As well he helped him as translator, because Carlitos did not speak a word in English. On several occasions Astor's mother had to cook those spicy ravioli that the idol tasted at the place of the Piazzollas.
«We became close friends. The truth is that I became his guide», Astor recalls.
When Gardel went out shopping the "kid" accompanied him. When he went to the "Paramount" studios for a shooting he also was with him. He was so pleased that he gave him a small gig as stunt. Hence that appearance in the role of a newspaper boy.
When the shooting finished, Gardel organized a party to which he invited a lot of Argentines and Uruguayans that lived in New York. So nothing was better than a barbecue with music and singer, as tradition says.
Nearing the end of the party, Carlitos asked the kid to accompany him on a tango tune with his bandoneon. And he textually told him: «Come on kid, get the music of "Arrabal amargo" and play it with all your guts». The barbecue attendants applauded like mad the Gardel-Piazzolla duo.
That was his first tango. At that precise moment he started to feel the taste of the Buenos Aires poetry.
Is there a better way of beginning to play tango music than backing Gardel himself? According to what Piazzolla himself commented, he had never been so nervous or in ecstasy like at that moment.
Soon thereafter, Gardel and his guitarists went to Hollywood to play. From there he sent a telegram to Astor inviting him to join his group. But neither his father, nor the musicians' union allowed him to travel, because he was a minor. Fate and Piazzolla's good luck walked along together on the same road. Would that kid have survived had he joined the outfit and had started to travel with them?
As you can see, it was Gardel who encouraged Piazzolla to venture into a kind of music almost unknown by the bandoneonist then. But even though the former influenced so that tango caught Piazzolla, that influence was not strong enough so as to keep him within the rules and codes that such music requires.
Because tango is mainly memory, a longing for the past, a return to what is beautiful of a youth gone-by. And those memories are the ones which influenced Piazzolla's spirit to musicalize his youth. That youth alien to Buenos Aires. That adolescence far removed from the neighborhood that Homero Manzi described, far from Pascual Contursi's percanta, from the Discepolo's café, from Celedonio Flores's Corrientes y Esmeralda or from Villoldo's porteñito. Nothing of that sort did Astor live in his young years and, because of that I think that at a time in his life he began to move away from tango, to "symphonize" his music, to blend the different musical streams that flow along his senses.

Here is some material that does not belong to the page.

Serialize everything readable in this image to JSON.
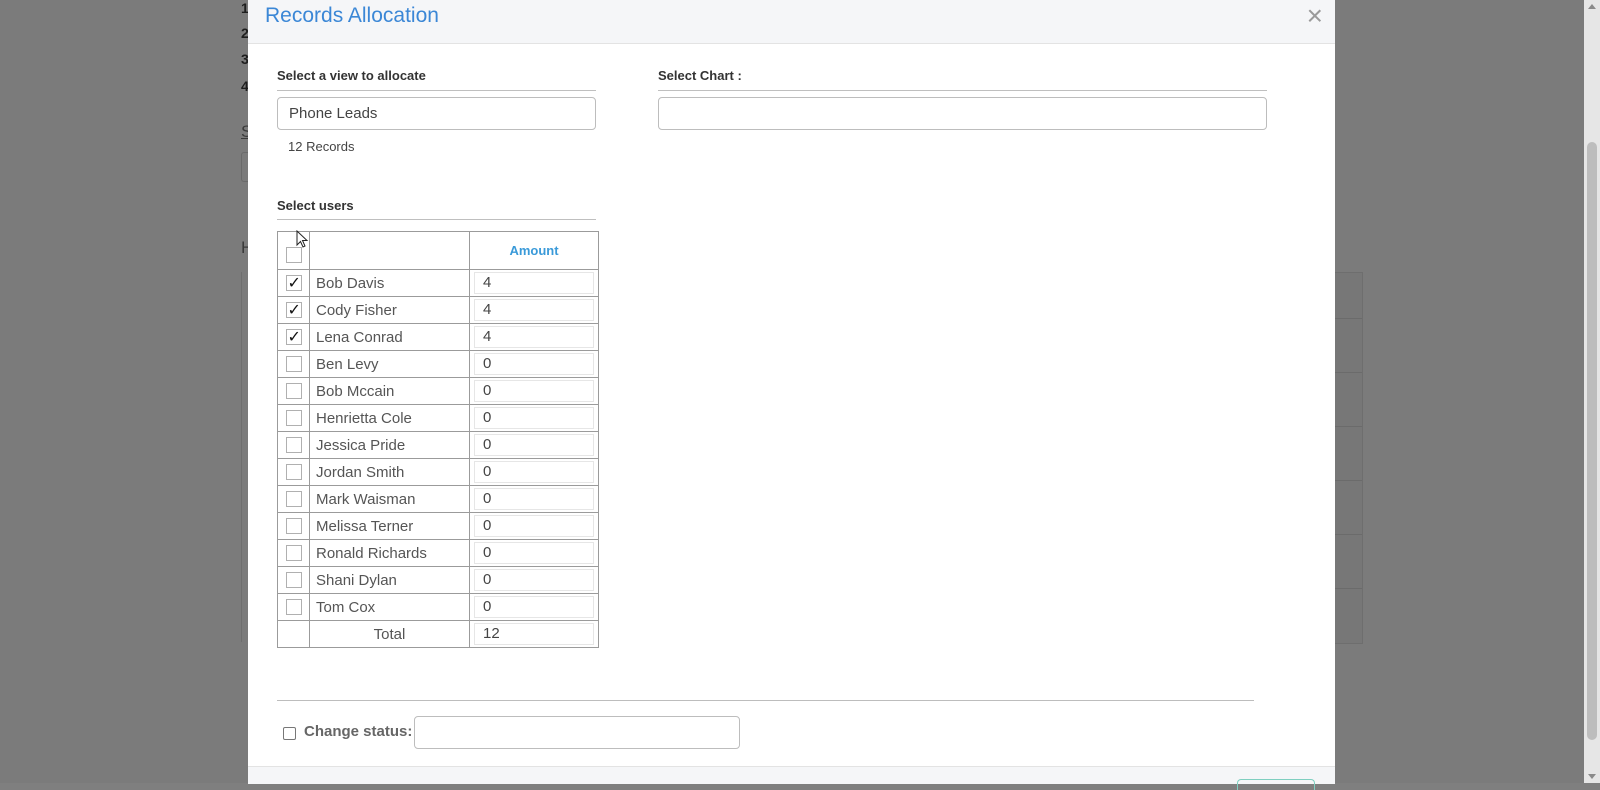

Astor Piazzolla internationalized the Argentine music. Probably up to the present there has not appeared an Argentine composer of his calibre. His work comprises 3000 compositions of which nearly 500 were recorded. Besides tango pieces like: "Adiós Nonino", "Verano Porteño", "Para lucirse", "Libertango", "El desbande", "Contrabajeando", among others, he wrote the little opera "María de Buenos Aires", sonatas like "Sonata nº 1 opus 7", preludes like "Prelude in C sharp minor for violin and piano" and many compositions more, tinged of that neoclassical flavor that he learnt from Alberto Ginastera, his teacher and musical guide.
What would Gardel think of that young bandoneonist that he tried to make join his outfit and to shape him according to his style and his music?

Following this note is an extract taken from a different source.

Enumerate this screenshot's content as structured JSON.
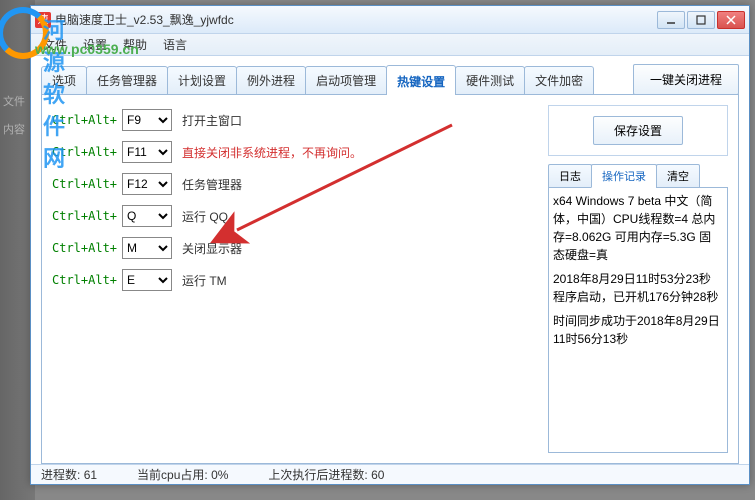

Would Charlie -so Astor called him- agree with the style and the new way of interpreting tango invented by that kid?
Would Gardel accept that Piazzolla deviated so greatly from the classic danceable beat that he as well played when he joined the bandoneon section of the great Aníbal Troilo?
These are questions that nobody can answer.
Maybe the three men met high above, in Heaven, and Carlitos, with a hand on Pichuco's shoulder, would tell Astor smiling: «What have you done, kid? What a mess you've started!»